Nutritious brown rice is easy to make and versatile to use -- it just takes a little longer to cook. Follow our cooking tips for tasty results.
Tasty, nutritious brown rice has only the inedible hull removed, which means that its nutrients, including B vitamins and fiber, are preserved. The bran layers left on the grain give it a tan color and a nutty flavor with a slightly chewy texture. It takes longer to cook than white rice, but the cooking methods are much the same.
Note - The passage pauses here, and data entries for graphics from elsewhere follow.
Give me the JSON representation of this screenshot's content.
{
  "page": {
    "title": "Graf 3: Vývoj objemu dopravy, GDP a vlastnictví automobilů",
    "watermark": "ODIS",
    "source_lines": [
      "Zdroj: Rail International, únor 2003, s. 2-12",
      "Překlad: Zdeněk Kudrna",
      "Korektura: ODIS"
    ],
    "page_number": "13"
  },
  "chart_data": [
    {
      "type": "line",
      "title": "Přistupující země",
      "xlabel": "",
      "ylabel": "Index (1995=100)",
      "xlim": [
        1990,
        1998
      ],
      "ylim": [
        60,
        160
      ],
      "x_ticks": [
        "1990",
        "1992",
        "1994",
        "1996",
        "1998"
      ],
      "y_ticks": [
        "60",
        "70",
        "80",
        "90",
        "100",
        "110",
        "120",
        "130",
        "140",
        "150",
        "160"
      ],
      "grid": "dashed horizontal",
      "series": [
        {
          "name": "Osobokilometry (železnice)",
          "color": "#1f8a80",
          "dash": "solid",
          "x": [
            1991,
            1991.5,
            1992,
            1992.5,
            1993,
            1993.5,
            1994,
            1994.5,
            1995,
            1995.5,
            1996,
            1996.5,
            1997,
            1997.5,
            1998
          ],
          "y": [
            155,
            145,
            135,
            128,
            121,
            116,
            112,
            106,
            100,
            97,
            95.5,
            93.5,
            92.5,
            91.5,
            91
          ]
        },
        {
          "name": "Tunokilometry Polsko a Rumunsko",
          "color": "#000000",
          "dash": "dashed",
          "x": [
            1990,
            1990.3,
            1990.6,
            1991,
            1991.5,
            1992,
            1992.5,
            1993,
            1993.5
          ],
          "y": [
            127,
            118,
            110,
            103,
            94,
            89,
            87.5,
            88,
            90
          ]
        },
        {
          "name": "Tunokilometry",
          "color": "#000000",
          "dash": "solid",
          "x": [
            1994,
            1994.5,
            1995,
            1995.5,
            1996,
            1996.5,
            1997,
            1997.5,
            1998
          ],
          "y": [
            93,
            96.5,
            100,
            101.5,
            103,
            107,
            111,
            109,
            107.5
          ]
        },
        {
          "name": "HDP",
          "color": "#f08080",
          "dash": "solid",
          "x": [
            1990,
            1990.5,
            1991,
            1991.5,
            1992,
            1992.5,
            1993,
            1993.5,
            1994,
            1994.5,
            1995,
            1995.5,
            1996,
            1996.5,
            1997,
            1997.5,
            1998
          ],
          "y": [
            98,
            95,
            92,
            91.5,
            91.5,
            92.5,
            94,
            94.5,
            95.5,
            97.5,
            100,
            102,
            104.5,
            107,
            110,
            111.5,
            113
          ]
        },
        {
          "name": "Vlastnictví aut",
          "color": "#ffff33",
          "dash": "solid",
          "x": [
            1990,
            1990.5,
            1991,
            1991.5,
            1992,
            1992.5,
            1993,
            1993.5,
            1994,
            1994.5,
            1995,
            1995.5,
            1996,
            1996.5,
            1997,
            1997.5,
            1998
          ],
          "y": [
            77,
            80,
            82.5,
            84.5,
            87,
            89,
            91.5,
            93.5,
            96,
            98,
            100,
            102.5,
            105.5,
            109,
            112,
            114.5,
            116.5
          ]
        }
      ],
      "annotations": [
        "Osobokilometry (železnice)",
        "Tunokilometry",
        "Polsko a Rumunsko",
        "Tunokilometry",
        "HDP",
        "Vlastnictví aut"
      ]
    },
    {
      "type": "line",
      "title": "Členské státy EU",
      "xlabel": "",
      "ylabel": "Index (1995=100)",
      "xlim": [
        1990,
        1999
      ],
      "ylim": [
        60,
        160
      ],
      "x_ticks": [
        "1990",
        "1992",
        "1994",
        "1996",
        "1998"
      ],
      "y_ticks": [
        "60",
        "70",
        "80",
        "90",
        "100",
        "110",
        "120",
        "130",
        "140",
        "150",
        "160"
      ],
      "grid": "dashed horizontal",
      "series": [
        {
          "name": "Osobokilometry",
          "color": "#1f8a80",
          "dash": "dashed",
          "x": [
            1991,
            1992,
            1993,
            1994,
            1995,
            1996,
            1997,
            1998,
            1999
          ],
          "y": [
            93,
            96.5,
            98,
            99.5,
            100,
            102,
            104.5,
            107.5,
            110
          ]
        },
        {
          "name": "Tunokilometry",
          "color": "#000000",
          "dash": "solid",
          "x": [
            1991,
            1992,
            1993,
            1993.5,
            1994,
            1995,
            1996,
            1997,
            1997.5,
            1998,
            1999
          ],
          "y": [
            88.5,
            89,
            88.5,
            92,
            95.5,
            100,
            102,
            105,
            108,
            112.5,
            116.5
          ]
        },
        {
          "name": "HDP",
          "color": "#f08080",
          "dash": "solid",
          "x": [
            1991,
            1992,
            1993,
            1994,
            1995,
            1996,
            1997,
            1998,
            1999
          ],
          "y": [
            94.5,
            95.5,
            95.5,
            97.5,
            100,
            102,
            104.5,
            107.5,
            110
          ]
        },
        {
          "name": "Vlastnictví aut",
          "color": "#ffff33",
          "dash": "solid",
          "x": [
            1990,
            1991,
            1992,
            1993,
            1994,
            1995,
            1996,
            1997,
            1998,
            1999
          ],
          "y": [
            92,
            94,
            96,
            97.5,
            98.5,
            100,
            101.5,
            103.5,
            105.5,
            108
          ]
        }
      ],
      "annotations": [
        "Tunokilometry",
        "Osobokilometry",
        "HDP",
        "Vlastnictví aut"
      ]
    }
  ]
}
Like white rice, brown rice is available in short, medium, and long grains. Long grain rice produces fluffy grains that separate easily and contain less starch than short grains. Quick-cooking and instant brown rice save on cooking time and should be prepared according to package directions. Because the bran is intact, brown rice turns rancid more quickly than white rice. Be sure to check the package for a use-by date. Store brown rice in an airtight container in a cool, dry place for up to 6 months. It will keep longer when refrigerated.
One cup uncooked long grain brown rice yields about 3 cups cooked rice. It can be eaten plain, used as a base for stir-fries, or as an ingredient in pilafs, soups, casseroles, salads, and desserts. Substitute cooked brown rice for white rice in most recipes.
In a medium saucepan bring 2 cups water and 1/4 teaspoon salt to boiling. Slowly add 1 cup long grain rice and, if desired, 1 tablespoon butter or margarine, and return to boiling. Reduce the heat and cover with a tight-fitting lid. Cook about 45 minutes or until rice is tender and water is absorbed. Do not remove the lid during cooking since proper cooking relies on the development of steam inside the pan. Remove pan from heat and let stand, covered for 5 minutes. Fluff rice with a fork before serving.
Tip: You can substitute 1 1/2 teaspoons instant chicken bouillon granules for the salt if you like.
Tip: Once the rice returns to boiling, reduce heat to low. If the heat is too high, the rice will burn on the bottom of the pan while the rest of the rice is still not done.
Tip: A glass lid is helpful to tell if the water is absorbed without removing the lid and letting out the steam.
This is a convenient and failproof way to cook brown rice. Since cookers vary, follow the directions that come with the cooker, including how much rice and water to add. As with the saucepan method, do not remove the lid during cooking. Many cookers also have a keep-warm setting that comes on automatically when rice is done cooking.
Preheat oven to 350°F. In a 1-quart casserole combine 1 1/2 cups boiling water and 1 tablespoon butter or margarine. Stir in 3/4 cup long grain rice and 1/2 teaspoon salt. Bake, covered, about 1 hour or until rice is tender and liquid is absorbed. Fluff with a fork before serving.
Try these other ways to use brown rice:
-Have I got a trick for you to cook brown rice. With this clever technique, you can easily whip up a big batch to keep on hand for any recipe calling for cooked rice. Simply use a 2 to 1 water to rice ratio. First, dissolve 1 teaspoon of salt into 4 cups of water. In a three-quart rectangular baking dish, combine the water mixture with 2 cups of brown rice. Give it a quick stir to evenly disperse the ingredients. Cover the dish with foil and place in a 350-degree oven for 1 hour. That's it. Come back in an hour to remove the rice from the oven and fluff it up to add to your recipe. With this so easy technique, there's no reason to turn to instant white rice when helpful fiber and nutrient-packed brown rice is so easy to make.